Capitalising on the DRaaS market opportunity

The need for businesses to effectively and efficiently manage unplanned outages of any scale is clear in today’s environment of always-on operation and customer service. However, effective DR strategies have traditionally been problematic to implement with challenges and complications.

It would be fair to say Disaster Recovery (DR) sits high on a CIO’s priority list, if the feedback we regularly receive is anything to go by. The need for businesses to effectively and efficiently manage unplanned outages of any scale is clear in today’s environment of always-on operation and customer service.

However, effective DR strategies have traditionally been problematic to implement with challenges ranging from costs and difficulties testing DR plans and having out-of-date DR plans, to complications arising from using multiple technologies or backup and recovery tools.

Disaster Recovery as a Service (DRaaS) offers a solution to these challenges, and has received a lot of attention recently (Veeam’s 2015 Data Centre Availability Report confirmed 70% of respondents had already invested in, or planned to invest in, DRaaS). Yet, end-users tell us it’s hard to do.

While various forms of subscription-based, DR services have been around for quite a while, true DRaaS is still largely undefined. Industry analysts, Forrester defines DRaaS as: “Services that enable customers to failover their on-premises infrastructure to a multi-tenant, cloud environment that they purchase on a pay-per-use basis.”

We feel DRaaS is a solution that IT pros should consider when and where DR requirements, budget and complexity cannot be addressed by traditional DR options. When done right, it provides flexibility, reliability and automation. However, one of the main reasons it can be hard to successfully implement is because DRaaS is often considered in addition to, or separate from, an overall data protection strategy.

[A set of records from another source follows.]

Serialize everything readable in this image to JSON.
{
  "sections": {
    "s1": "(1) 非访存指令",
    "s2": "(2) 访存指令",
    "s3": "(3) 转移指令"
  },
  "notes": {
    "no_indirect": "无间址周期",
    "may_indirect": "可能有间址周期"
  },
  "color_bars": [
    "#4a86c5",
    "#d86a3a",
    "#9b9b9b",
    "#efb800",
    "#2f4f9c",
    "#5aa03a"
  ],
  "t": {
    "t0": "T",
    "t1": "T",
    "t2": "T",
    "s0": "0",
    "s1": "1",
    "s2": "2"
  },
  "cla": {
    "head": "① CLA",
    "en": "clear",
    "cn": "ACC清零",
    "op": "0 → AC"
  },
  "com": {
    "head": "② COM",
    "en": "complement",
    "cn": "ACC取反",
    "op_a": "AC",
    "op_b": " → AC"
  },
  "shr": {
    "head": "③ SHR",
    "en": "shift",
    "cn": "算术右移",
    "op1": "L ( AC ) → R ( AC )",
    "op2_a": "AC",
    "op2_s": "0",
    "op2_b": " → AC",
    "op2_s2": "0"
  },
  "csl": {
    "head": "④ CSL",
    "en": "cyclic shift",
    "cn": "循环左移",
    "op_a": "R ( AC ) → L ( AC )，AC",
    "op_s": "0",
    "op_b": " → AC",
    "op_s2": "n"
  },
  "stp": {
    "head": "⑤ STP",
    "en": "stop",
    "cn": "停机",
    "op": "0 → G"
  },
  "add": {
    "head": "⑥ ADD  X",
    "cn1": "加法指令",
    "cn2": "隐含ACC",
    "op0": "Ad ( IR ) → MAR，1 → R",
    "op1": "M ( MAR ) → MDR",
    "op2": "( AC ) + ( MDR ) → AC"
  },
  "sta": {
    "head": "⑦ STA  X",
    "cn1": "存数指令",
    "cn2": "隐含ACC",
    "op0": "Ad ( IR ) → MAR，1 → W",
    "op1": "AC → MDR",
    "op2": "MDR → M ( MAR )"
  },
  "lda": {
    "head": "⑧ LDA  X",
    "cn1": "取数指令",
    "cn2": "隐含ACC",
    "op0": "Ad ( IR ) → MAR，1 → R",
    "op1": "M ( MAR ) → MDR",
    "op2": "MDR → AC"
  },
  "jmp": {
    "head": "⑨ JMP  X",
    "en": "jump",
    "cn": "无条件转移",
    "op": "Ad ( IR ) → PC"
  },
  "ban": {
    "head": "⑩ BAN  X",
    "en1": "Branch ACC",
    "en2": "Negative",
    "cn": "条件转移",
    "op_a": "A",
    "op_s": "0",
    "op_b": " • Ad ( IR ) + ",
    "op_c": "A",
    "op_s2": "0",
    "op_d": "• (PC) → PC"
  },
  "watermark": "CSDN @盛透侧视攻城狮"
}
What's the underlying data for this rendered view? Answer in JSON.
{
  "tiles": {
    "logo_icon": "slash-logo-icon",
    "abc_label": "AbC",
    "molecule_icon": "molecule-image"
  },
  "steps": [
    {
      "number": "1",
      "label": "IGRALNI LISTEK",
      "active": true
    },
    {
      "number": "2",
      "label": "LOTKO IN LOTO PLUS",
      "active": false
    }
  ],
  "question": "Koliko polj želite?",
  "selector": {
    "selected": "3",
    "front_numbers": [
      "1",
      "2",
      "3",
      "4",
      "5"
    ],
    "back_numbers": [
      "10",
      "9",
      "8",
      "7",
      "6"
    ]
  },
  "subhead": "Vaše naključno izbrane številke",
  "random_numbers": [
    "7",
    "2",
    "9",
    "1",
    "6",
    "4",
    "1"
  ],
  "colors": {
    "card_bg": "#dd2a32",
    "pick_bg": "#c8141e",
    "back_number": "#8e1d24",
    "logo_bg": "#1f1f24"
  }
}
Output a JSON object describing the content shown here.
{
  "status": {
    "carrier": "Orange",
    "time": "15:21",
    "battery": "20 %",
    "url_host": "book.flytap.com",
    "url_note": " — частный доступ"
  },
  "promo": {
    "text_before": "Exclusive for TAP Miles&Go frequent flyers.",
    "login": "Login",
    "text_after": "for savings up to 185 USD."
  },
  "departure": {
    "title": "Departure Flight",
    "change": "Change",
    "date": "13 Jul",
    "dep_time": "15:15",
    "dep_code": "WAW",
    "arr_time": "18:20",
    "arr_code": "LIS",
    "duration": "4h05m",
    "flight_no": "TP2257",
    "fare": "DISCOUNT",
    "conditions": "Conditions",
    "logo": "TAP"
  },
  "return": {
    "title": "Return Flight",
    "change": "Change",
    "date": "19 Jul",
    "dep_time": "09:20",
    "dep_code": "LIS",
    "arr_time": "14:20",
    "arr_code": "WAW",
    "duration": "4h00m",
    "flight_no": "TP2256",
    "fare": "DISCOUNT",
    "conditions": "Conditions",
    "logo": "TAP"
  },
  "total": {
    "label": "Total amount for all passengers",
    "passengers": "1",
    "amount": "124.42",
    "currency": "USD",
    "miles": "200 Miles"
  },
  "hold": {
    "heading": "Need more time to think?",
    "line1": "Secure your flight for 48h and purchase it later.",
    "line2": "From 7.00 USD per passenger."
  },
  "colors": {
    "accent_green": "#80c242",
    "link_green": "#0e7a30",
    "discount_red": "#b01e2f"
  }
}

This pulls the focus of IT away from their current data centre investments and momentum and adds an additional layer of management complexity, often leaving businesses uncertain that they can actually recover if something goes terribly wrong.

This, combined with the growing corporate interest in DRaaS, opens up a great opportunity for service providers and resellers in the DRaaS market.

From our point of view, we believe DRaaS should be baked into a comprehensive availability strategy. Businesses should be able to enjoy a consistent user experience while reducing overall cost and complexity to protect their data via a combination of backup, replication and cloud.

Solutions like Veeam Cloud Connect make it easy, simple and transparent for service providers to offer DRaaS, enabling customers to take advantage of the benefits of hybrid cloud architecture without sacrificing that critical direct line of communication and personal relationship with the DRaaS provider. IT departments then have the ability to shift this responsibility to a service provider they know and trust, while retaining the ability to test, configure and consume the service the way they want.